La manière de s’habiller traduit un état d’esprit, un attachement aux traditions ancestrales ou une volonté de s’émanciper pour être de son temps.Que de fois avons-nous eu envie de nous retourner pour suivre des yeux quelqu’un qui s’est habillé drôlement, une manière excentrique de s’exhiber volontairement ou involontairement ! On dit que les individus que nous côtoyons au quotidien sont imprévisibles. Ils le sont surtout par les vêtements qu’ils peuvent porter, parfois pour attirer sur eux le regard des autres. Nous parlons surtout de ceux qui s’habillent par snobisme, pour étonner les autres ou pour se démarquer de tout le monde. A titre d’exemple, un intellectuel s’habille une fois à l’européenne : costume trois pièces, cravate, soulier brillants. Le lendemain, la même personne passe avec une gandoura échancrée, un pantalon bouffant, une chéchia tarbouche, des souliers avec des demi-cercles à l’emplacement des lacets, à la mode de chez nous. En quoi la tenue vestimentaire peut-elle être un langage ? C’en est un effectivement, et dans toutes ses variantes.
A l’indépendance de l’Algérie, on a voulu faire de la femme un être émancipé, une citoyenne à part entière. Ayant pris une part active à la guerre de libération, on lui a arraché le voile traditionnel (elhaf), blanc, ou noir dans le Constantinois, les filles ont eu droit à la scolarisation et s’il n’y avait pas eu déviation par la faute des irresponsables, on serait devenu une société instruite et capable de rivaliser d’ardeur avec les autres sociétés développées. Les traditions dans toutes les régions d’Algérie ont toujours voulu que la femme s’habille de la tête aux talons. Cela signifie que sur la voie publique, elle est bien couverte et que seul le visage est parfois à moitié découvert par le voile algérois ou constantinois. Le visage entièrement visible, c’était à l’Ouest sous le prétexte qu’on ne portait pas la voilette. Connaissez-vous la robe oranaise, bel-abbésienne, tlemcénienne, aurésienne, sétifienne ? Nous voulons parler de la tradition vestimentaire parce qu’on s’est pris de passion pour la vie dans ces régions, une manière d’aller à la redécouverte de ses racines, car toute personne qui ne se retourne pas sur ses racines est considérée comme perdue. Avant que la femme n’ait adopté le blue jean, la veste, le hidjab ou le djelbab, elle portait une tenue de chez nous, c’est-à-dire locale avec ses formes et ses couleurs porteuses de messages. On dit même que la robe kabyle a des couleurs inspirées de la nature vivante.
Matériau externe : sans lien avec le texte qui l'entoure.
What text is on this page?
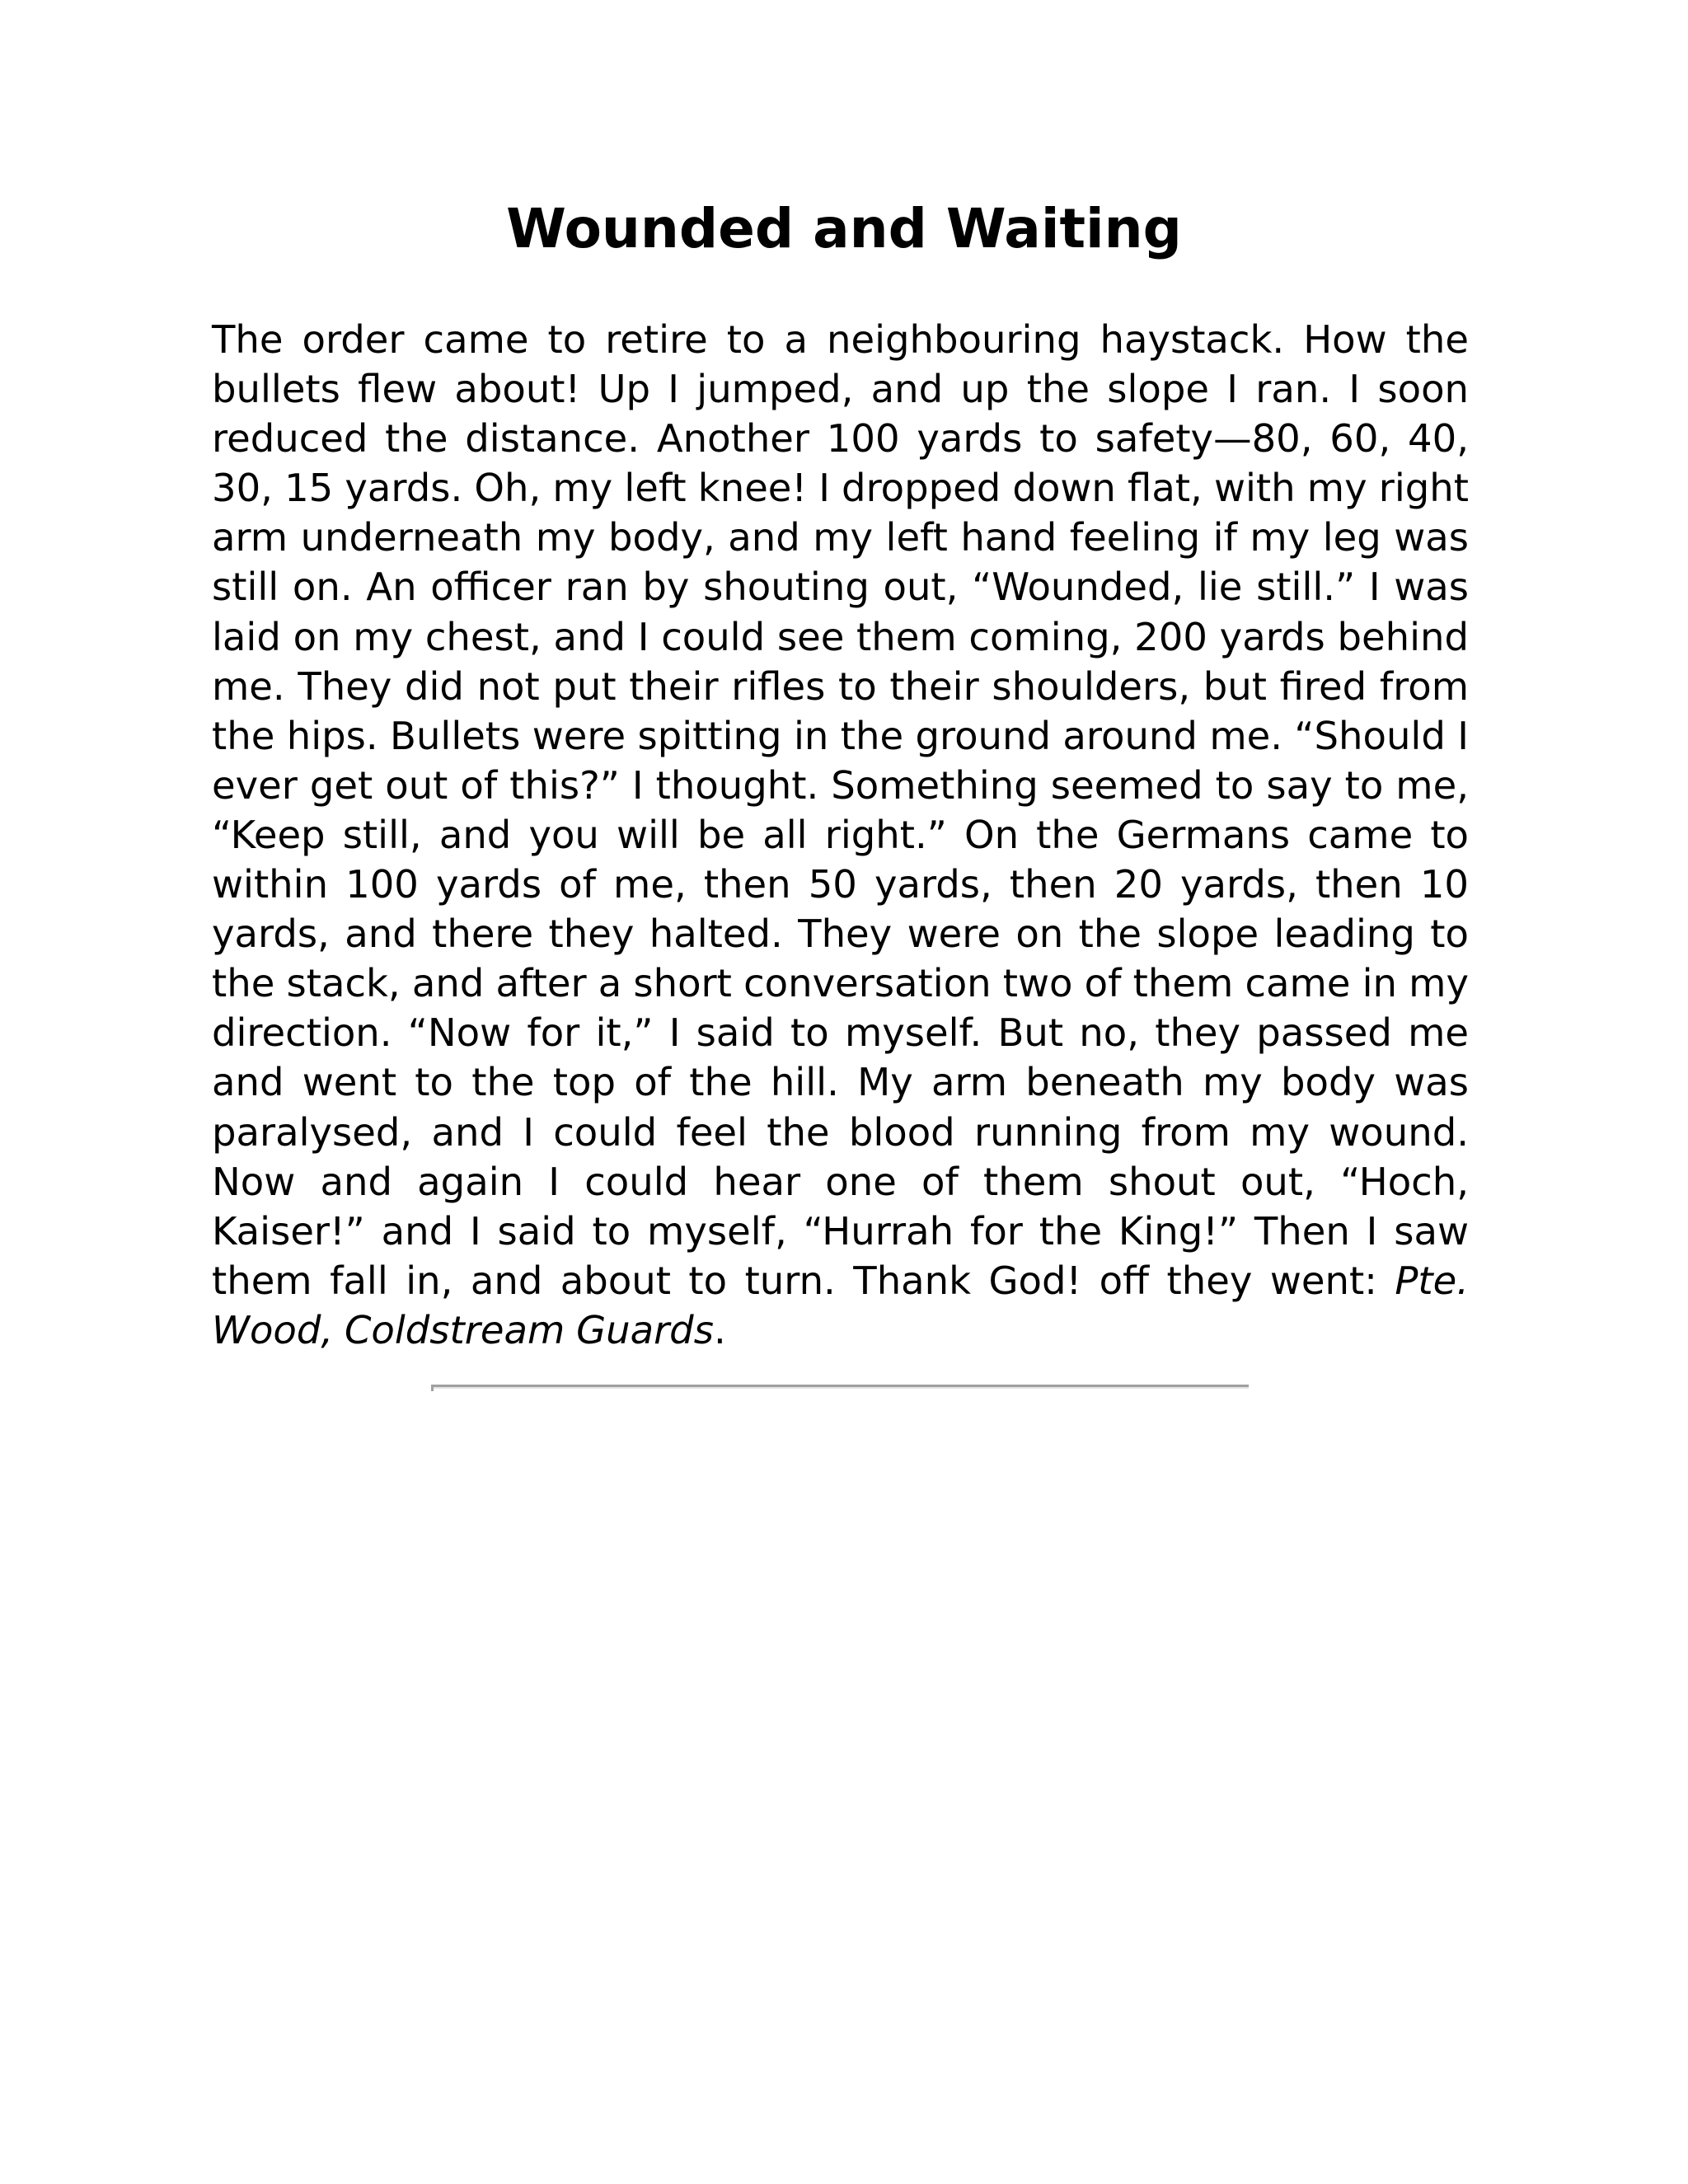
Wounded and Waiting

The order came to retire to a neighbouring haystack. How the bullets flew about! Up I jumped, and up the slope I ran. I soon reduced the distance. Another 100 yards to safety—80, 60, 40, 30, 15 yards. Oh, my left knee! I dropped down flat, with my right arm underneath my body, and my left hand feeling if my leg was still on. An officer ran by shouting out, “Wounded, lie still.” I was laid on my chest, and I could see them coming, 200 yards behind me. They did not put their rifles to their shoulders, but fired from the hips. Bullets were spitting in the ground around me. “Should I ever get out of this?” I thought. Something seemed to say to me, “Keep still, and you will be all right.” On the Germans came to within 100 yards of me, then 50 yards, then 20 yards, then 10 yards, and there they halted. They were on the slope leading to the stack, and after a short conversation two of them came in my direction. “Now for it,” I said to myself. But no, they passed me and went to the top of the hill. My arm beneath my body was paralysed, and I could feel the blood running from my wound. Now and again I could hear one of them shout out, “Hoch, Kaiser!” and I said to myself, “Hurrah for the King!” Then I saw them fall in, and about to turn. Thank God! off they went: Pte. Wood, Coldstream Guards.
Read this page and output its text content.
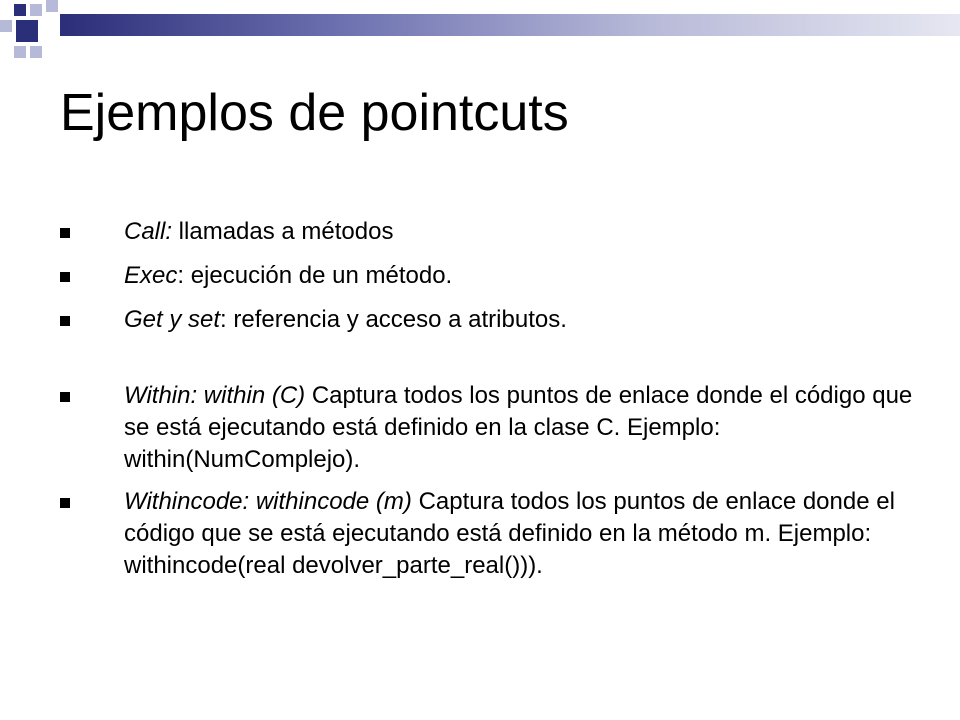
Ejemplos de pointcuts
Call: llamadas a métodos
Exec: ejecución de un método.
Get y set: referencia y acceso a atributos.
Within: within (C) Captura todos los puntos de enlace donde el código que se está ejecutando está definido en la clase C. Ejemplo: within(NumComplejo).
Withincode: withincode (m) Captura todos los puntos de enlace donde el código que se está ejecutando está definido en la método m. Ejemplo: withincode(real devolver_parte_real())).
On peut parler de symbolique des couleurs lorsque la femme porte tout son accoutrement des grands jours ; une robe dont la couleur est mise en valeur par les dentelles polychromes, un foulard noir brodé à la main et une fouta apportant des notes particulières mais à condition qu’elle soit bien ajustée à la taille. Mais, attention ! On n’y touche pas, l’interdiction est toujours en vigueur.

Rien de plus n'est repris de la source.